The markup can run for 18 hours, with more than 50 lawmakers and dozens of reporters, staff and observers packed, shoulder to shoulder, into the committee’s hearing room in Rayburn. Both Wittman and Crow said they believe House leadership is considering having the Armed Services panel be among the first to hold a markup once members return to Washington.
“Armed Services is going to be one of the priority committees because we have a lot of work to do to stay on schedule,” Crow said. This could involve having lawmakers spread across several rooms, using technology to communicate with each other.
Wittman said he could envision a scenario in which the committee eliminates formal subcommittee markups, which are typically brief, with members preferring to kick contentious issues to the full-committee markup.
“If there are things that could be controversial or not consensus, then those things will end up, I suspect, as amendments to the full committee [bill],” he said.
Smith and Thornberry put out a joint statement Tuesday noting that no decisions had been made regarding this year’s process.
“We are discussing those details and consulting with the Leadership of both parties,” the statement said. “At the same time we remain committed to the principles that have guided the bill in the past — regular order through the committee, transparency, and bipartisanship.”

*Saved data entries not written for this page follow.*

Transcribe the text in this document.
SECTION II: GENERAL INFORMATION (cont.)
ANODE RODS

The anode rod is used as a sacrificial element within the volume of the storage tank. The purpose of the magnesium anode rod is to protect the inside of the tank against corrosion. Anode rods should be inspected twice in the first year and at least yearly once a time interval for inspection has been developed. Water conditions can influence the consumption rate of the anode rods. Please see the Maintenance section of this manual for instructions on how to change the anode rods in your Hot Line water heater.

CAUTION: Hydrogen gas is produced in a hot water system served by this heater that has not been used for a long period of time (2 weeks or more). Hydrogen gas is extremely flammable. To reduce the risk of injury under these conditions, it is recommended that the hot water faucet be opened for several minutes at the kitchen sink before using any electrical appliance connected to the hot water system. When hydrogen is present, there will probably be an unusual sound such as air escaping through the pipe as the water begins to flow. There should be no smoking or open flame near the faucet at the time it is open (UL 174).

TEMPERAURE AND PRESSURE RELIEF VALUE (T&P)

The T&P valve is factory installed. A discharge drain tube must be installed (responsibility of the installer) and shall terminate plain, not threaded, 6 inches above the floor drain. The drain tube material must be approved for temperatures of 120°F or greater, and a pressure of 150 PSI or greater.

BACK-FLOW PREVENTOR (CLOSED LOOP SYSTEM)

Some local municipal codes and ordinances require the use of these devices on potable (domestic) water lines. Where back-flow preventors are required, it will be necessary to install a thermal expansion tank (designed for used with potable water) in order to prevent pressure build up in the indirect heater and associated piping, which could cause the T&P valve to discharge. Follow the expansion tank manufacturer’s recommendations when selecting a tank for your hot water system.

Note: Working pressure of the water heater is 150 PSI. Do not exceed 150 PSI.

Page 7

Last year’s markup, Smith’s first as chairman, was unusually contentious, with all but two Republicans voting in committee against the bill. The vast majority of Republicans also voted against the typically bipartisan bill on the House floor.
Gallagher said bipartisan approval of this year’s bill would send the message that Congress can work together during a crisis.
“I think that you will see a spirit of wanting to get this done, and try to do everything we can to find areas of agreement,” added Wittman. “We will certainly debate issues but not get bogged down in those issues to the point of where they get in the way of getting the bill passed.”